We Are All India and Brazil
I became fascinated by microbiology early in college. I trace my career in infectious diseases to this. I read Barbara Tuchman’s A Distant Mirror: The Calamitous 14th Century when I was an ID fellow; its 5th chapter was described as the single best description of the Black Death in Europe, the second of the three great plague pandemics. And so I became hooked on the history of medicine, the history of epidemics, and epidemiology. It took me a while but I finally received a Masters in Public Health as the natural outgrowth of this.
A common question posed of epidemiologists and public health people prior to 2020 was, What pandemic disease do you most fear? The overwhelming answer was influenza. Influenza has caused multiple pandemics. The 1918 “Spanish Flu” is perhaps the best remembered, although the name elides past its true genesis somewhere on the Western Front in France or in an Army camp in Kansas. Deaths from influenza surpassed deaths from the Black Death. I spent the final 11 years of my professional life in work on vaccines with a heavy emphasis on influenza vaccines. The fear of influenza is well-grounded.
Then came 2020 and an entirely different virus emerged in SARS-CoV-2. Its origin remains obscure but the geography pins down Wuhan, China. For reasons that will be written in history books of the future, humanity did a poor job in containing Covid-19. The United States became the epicenter of the pandemic as 2020 progressed. Vaccines, including the new type using mRNA, were deployed in December 2020. The United States as I write has given over 146 million doses of vaccine to its people (44.6% of our population) and counts 103.4 million people fully vaccinated. We have reached the point where vaccinations are sadly falling; the vaccine hesitant group is still to be convinced. Hospitalizations and deaths from Covid-19, except for several hot spots in the U.S., are slowly falling. Thus far the feared fourth surge has turned into a slowly falling plateau.
So, good news, huh? Well, no. Because this is a pandemic and other countries have seen a literal explosion of cases. India is experiencing morbidity and mortality that seems to parallel the 1918 flu pandemic. From an apparent low in March where the health minister declared an endgame, India now exceeds 300,000 officially reported cases each day and has so many deaths that improvised funeral pyres are necessary. Crematoria closed because they were damaged by the rapid rate of use. And experts argue that the numbers are really gross underestimates. Ashish Jha estimates the true numbers are 3X to 5X higher; the Institute for Health Metrics and Evaluation estimates India will peak at over 12,000 deaths per day by 20 May.
Brazil is also in the midst of exploding cases, hospitalizations, and deaths from Covid-19. While not as high as India’s, Brazil has had 14.7 million cases with 406,000 deaths. But Brazil has only 15% of the population of India. What has led two nations of this size to such a catastrophe. Both Modi in India and Bolsonaro in Brazil have demonstrated competence issues over their time in office. Bolsonaro is an autocrat who admired Trump. Like Trump, he has a disdain for science and antipathy for facts. Modi is a Hindu nationalist. Observers have said he is more interested in winning elections than governing, something we also experienced in the U.S. during the reign of Trump. Massive political rallies in both India and Brazil and religious gatherings as well presented SARS-CoV-2 a perfect environment to spread quickly. This was also likely fueled by variants in both nations that are more transmissible.

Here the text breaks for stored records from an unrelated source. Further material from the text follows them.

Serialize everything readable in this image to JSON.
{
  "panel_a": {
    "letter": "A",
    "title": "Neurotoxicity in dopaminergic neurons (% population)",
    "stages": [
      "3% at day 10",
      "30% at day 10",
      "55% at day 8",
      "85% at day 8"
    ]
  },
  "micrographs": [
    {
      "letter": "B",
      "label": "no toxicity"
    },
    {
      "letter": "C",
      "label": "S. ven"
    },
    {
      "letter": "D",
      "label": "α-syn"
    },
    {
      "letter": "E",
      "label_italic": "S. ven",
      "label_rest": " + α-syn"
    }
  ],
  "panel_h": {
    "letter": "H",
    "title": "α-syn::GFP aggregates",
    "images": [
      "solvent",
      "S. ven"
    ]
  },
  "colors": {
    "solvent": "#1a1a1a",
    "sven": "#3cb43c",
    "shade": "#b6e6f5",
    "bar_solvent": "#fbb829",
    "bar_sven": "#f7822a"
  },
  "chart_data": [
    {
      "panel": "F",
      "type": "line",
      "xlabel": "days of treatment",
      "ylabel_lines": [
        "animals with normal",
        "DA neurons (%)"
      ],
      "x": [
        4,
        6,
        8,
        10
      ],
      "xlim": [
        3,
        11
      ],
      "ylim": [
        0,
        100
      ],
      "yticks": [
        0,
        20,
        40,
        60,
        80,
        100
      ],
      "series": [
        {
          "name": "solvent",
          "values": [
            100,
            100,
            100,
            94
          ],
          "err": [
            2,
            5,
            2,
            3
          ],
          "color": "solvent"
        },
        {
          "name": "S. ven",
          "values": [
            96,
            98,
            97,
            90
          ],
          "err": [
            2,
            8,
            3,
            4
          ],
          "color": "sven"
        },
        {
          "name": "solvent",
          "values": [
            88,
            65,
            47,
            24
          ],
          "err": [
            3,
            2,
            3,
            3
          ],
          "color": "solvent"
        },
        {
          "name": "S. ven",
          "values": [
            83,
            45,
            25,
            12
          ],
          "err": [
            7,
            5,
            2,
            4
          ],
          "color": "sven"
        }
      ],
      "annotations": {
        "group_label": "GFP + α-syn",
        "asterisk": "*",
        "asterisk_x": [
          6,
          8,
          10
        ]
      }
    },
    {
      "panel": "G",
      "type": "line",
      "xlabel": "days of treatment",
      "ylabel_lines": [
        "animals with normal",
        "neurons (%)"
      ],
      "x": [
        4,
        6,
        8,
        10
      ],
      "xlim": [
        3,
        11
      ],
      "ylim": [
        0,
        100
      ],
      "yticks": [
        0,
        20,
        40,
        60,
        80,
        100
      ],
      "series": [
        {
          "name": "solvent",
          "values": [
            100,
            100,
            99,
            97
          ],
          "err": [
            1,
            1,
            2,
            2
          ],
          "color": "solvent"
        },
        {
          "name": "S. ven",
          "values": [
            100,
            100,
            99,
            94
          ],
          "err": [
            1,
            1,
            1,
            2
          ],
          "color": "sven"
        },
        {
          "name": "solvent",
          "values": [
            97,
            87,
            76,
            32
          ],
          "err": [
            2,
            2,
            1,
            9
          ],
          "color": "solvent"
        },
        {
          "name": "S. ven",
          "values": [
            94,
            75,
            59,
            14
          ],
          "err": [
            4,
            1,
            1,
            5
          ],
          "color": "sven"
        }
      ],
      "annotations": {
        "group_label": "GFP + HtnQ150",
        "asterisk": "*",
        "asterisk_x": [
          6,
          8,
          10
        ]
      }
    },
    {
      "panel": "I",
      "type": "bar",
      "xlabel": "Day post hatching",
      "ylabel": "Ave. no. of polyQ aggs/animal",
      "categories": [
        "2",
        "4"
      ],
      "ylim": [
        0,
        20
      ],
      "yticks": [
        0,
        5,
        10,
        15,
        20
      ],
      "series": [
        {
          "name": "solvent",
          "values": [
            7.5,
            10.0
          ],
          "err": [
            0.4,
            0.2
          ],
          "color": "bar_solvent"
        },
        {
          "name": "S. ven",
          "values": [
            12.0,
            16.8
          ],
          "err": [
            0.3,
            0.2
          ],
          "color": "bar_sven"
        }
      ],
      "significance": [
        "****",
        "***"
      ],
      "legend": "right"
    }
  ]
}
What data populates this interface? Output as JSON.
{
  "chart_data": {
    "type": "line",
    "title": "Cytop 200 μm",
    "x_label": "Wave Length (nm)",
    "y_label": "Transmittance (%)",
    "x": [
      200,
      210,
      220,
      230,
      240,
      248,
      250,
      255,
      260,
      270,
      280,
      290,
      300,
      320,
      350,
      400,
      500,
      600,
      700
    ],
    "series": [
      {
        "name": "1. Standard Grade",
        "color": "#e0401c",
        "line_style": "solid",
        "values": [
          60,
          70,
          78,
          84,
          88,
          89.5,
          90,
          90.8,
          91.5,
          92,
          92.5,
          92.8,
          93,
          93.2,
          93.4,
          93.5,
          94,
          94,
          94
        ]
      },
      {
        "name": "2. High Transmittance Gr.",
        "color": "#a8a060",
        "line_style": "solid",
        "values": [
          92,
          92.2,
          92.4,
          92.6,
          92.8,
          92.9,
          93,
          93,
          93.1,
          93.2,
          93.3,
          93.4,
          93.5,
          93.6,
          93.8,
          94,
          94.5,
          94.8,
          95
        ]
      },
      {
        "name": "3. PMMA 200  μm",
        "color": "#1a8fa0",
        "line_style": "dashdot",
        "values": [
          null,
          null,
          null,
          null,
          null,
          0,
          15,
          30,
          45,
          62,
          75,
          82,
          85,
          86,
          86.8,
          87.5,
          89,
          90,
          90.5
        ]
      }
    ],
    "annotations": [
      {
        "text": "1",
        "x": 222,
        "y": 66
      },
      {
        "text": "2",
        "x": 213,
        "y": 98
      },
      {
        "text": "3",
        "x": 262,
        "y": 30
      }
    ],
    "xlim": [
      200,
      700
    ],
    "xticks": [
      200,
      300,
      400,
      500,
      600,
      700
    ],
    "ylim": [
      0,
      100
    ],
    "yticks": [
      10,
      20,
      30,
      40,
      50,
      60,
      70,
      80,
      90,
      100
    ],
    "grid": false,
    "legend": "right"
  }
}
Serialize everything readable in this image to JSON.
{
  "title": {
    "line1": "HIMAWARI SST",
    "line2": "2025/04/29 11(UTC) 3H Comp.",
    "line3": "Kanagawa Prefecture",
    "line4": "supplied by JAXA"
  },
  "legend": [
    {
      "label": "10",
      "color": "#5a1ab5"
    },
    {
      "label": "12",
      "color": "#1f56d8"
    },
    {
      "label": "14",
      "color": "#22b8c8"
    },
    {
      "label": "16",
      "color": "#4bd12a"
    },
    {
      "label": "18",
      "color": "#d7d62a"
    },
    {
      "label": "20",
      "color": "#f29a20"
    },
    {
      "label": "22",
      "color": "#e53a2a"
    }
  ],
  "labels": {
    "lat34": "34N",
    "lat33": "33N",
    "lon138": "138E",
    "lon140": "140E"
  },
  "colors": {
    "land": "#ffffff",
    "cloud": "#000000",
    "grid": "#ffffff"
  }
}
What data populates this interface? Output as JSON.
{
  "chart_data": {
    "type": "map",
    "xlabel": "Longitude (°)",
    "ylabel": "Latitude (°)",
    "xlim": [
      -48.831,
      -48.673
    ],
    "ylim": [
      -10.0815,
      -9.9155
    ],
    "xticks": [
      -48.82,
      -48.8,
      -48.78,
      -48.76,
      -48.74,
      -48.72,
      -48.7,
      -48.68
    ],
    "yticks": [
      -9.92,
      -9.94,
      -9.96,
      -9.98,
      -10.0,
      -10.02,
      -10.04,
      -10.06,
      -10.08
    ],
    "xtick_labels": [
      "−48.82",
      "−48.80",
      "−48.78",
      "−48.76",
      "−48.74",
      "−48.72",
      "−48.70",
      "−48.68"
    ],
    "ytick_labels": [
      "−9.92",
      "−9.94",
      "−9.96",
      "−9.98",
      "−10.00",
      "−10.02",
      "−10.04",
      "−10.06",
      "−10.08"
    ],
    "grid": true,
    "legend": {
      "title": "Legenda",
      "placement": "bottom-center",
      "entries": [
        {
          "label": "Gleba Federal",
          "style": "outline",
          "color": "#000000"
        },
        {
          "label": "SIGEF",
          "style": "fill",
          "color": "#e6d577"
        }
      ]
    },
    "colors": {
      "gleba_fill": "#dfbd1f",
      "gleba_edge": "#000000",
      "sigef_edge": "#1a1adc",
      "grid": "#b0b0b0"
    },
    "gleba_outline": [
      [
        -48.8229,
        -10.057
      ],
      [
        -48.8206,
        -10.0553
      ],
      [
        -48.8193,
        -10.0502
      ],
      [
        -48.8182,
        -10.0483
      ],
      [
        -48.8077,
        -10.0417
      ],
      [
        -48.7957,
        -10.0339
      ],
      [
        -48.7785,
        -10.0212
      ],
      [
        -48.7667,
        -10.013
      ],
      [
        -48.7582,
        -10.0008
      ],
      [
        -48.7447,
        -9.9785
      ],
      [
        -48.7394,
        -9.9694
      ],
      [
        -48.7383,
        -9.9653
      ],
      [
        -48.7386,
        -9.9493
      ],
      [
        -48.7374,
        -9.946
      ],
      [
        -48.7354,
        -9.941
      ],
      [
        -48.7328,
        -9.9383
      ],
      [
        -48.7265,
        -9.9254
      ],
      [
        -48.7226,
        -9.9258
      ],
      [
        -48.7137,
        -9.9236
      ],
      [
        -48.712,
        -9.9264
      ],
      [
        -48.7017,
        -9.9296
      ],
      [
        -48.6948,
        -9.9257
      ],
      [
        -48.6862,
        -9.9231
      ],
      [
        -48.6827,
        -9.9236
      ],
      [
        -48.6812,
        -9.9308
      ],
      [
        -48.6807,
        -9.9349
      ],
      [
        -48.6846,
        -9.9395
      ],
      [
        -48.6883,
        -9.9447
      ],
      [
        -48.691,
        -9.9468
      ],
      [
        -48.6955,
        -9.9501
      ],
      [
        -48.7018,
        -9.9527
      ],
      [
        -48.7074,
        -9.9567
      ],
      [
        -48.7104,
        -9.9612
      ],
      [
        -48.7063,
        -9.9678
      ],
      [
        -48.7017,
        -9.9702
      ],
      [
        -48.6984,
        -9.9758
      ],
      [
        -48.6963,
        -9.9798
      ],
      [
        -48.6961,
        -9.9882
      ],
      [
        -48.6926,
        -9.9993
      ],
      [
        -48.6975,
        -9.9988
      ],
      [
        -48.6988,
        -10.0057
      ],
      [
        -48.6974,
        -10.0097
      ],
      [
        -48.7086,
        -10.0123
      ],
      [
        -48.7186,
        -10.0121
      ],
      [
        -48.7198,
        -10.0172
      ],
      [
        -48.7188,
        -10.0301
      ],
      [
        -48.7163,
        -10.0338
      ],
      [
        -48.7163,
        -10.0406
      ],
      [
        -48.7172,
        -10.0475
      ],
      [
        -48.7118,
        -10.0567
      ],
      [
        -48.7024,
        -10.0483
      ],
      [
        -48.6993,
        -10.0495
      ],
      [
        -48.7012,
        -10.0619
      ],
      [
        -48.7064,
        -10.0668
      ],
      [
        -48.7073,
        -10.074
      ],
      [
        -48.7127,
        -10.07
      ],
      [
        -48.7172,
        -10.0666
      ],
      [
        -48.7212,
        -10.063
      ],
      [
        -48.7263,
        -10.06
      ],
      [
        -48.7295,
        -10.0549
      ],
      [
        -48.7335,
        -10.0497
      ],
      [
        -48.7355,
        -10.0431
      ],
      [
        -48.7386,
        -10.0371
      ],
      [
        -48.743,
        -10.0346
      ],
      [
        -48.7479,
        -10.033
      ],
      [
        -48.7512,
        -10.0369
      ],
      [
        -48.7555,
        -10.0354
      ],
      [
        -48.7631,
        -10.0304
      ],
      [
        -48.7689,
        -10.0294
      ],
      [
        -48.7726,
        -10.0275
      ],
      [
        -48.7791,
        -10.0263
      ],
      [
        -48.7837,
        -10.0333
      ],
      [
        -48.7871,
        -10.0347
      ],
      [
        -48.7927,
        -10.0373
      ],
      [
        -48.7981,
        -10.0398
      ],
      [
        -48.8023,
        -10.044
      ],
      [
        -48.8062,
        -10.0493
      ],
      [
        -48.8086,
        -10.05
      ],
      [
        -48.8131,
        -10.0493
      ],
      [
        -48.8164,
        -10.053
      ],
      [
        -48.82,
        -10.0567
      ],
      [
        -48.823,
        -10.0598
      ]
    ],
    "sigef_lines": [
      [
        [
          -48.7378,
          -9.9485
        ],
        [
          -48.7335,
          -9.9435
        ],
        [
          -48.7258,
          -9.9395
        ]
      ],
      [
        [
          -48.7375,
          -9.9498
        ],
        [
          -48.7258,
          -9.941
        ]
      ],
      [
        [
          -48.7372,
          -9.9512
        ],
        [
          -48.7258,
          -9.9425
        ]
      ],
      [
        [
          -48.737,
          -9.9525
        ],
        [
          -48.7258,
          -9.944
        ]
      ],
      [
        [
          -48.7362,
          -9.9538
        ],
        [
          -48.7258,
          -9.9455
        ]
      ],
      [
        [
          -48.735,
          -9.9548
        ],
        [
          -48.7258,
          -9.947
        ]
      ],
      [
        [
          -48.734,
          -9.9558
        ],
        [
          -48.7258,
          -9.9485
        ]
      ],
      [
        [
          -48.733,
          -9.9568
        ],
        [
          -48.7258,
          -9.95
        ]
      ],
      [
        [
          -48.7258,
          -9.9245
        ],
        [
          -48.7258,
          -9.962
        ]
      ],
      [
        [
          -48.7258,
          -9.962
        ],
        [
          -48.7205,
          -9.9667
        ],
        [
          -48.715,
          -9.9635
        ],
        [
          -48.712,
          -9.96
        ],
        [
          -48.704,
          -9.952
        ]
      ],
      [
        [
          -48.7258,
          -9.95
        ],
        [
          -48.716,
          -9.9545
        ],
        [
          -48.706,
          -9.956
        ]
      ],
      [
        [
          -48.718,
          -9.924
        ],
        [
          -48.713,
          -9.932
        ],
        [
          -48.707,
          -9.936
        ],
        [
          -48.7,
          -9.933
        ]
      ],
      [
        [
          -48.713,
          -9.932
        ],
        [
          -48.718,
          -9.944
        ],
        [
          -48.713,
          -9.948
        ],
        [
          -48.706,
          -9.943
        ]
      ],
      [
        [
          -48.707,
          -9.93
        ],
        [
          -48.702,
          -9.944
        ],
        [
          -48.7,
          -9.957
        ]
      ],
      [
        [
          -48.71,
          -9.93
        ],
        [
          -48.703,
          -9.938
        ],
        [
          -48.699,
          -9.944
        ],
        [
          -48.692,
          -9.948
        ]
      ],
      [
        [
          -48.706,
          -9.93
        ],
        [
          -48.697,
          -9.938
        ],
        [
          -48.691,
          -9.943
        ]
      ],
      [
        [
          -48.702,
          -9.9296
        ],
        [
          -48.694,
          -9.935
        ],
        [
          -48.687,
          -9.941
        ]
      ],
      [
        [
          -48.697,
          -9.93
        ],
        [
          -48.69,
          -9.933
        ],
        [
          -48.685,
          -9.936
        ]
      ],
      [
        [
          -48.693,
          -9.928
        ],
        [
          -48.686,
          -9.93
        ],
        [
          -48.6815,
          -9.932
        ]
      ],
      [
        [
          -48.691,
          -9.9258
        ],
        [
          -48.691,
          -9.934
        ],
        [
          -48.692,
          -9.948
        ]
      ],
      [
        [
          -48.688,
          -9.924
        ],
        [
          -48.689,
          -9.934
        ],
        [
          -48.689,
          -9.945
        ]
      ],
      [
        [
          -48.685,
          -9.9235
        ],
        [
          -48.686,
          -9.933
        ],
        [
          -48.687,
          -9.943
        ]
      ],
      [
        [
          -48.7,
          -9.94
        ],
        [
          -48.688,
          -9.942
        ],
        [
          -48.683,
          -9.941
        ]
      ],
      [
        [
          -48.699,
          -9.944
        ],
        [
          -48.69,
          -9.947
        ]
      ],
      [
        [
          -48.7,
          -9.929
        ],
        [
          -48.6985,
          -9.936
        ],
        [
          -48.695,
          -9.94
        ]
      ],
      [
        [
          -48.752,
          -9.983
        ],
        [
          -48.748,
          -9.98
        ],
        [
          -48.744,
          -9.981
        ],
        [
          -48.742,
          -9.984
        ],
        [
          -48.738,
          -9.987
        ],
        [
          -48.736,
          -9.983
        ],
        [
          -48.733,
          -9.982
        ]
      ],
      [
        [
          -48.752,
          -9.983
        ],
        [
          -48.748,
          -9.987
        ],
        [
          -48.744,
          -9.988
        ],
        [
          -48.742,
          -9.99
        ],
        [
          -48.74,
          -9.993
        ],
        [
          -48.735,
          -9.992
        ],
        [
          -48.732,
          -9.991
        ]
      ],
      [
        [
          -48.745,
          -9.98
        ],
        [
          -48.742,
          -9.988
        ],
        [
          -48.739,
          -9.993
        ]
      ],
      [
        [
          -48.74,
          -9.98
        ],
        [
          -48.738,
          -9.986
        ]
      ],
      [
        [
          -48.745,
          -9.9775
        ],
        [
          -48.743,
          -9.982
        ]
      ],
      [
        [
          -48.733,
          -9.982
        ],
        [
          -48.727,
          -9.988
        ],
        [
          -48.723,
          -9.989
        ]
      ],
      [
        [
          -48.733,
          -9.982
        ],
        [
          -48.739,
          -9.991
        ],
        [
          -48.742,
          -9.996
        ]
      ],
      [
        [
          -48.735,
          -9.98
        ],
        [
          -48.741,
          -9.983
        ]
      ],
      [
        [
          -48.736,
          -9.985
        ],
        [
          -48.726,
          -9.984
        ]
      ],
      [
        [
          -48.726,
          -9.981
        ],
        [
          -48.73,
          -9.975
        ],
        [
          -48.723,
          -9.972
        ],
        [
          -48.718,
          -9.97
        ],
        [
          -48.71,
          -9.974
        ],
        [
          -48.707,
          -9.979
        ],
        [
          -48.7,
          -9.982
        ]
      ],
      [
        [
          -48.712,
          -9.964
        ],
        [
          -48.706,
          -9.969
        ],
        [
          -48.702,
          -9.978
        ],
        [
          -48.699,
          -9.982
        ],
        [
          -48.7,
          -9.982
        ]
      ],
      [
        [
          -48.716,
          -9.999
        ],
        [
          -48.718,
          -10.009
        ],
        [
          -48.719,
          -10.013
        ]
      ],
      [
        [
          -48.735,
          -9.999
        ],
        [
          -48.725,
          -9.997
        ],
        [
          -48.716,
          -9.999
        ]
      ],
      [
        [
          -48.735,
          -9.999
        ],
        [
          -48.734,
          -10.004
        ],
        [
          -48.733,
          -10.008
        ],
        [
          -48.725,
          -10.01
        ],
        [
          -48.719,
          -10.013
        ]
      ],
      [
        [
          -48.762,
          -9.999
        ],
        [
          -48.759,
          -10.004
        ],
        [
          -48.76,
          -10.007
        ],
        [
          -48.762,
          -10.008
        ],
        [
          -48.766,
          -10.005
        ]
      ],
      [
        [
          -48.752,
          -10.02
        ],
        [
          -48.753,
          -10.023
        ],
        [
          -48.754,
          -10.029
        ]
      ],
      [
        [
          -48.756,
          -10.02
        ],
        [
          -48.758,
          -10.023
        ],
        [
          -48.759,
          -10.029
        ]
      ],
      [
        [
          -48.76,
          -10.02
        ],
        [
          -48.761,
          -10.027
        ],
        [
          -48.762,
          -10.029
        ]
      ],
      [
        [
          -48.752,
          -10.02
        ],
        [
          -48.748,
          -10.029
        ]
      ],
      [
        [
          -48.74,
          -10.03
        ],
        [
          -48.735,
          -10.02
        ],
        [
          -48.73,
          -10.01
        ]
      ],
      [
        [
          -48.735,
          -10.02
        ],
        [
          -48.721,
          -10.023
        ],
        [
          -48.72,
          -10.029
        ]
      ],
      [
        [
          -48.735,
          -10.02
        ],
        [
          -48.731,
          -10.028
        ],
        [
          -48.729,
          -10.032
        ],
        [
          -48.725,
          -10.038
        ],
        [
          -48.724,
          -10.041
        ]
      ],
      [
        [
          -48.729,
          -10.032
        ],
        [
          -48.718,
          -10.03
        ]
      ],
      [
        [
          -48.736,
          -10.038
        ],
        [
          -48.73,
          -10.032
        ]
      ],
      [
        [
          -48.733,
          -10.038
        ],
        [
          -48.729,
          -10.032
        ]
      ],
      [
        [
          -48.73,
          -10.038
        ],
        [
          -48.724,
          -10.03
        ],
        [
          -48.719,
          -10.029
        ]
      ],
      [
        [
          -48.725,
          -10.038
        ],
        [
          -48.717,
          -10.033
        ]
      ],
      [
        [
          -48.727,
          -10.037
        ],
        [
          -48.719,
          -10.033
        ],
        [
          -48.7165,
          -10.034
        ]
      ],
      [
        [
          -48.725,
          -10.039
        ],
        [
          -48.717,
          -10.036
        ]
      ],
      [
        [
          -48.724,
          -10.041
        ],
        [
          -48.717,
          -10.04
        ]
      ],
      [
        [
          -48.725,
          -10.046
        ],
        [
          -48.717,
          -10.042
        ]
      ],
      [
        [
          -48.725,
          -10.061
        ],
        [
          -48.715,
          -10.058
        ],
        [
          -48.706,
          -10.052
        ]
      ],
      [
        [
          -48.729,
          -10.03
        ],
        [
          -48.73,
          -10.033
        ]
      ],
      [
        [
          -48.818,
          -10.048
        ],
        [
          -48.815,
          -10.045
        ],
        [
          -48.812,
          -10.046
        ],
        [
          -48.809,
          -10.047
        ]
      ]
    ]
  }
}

The end-result is exactly what plays now on our televisions, computers, and smartphones. Despite the idea that globalization is bad, it is real. No place on Earth is really more than one day apart. In 1347, it took months for plague to come from Crimea to Italy. The 1918 flu pandemic was spread everywhere by trains and steamships within weeks. Now, days. We are on Spaceship Earth and distance has shrunk to a single day. And what happens in India and Brazil and all other countries is really next door. As Vidya Krishnan points out in The Atlantic, no single person or government is responsible. Tragedies occur to all of us and because of all of us. Humanity has a great deal of work ahead to deal with Covid-19; we in the U.S. should not be relaxed, even though our fortune is better than others. A real question is will we learn the lessons -- or, as in 1918, just forget them because it is easier to move on?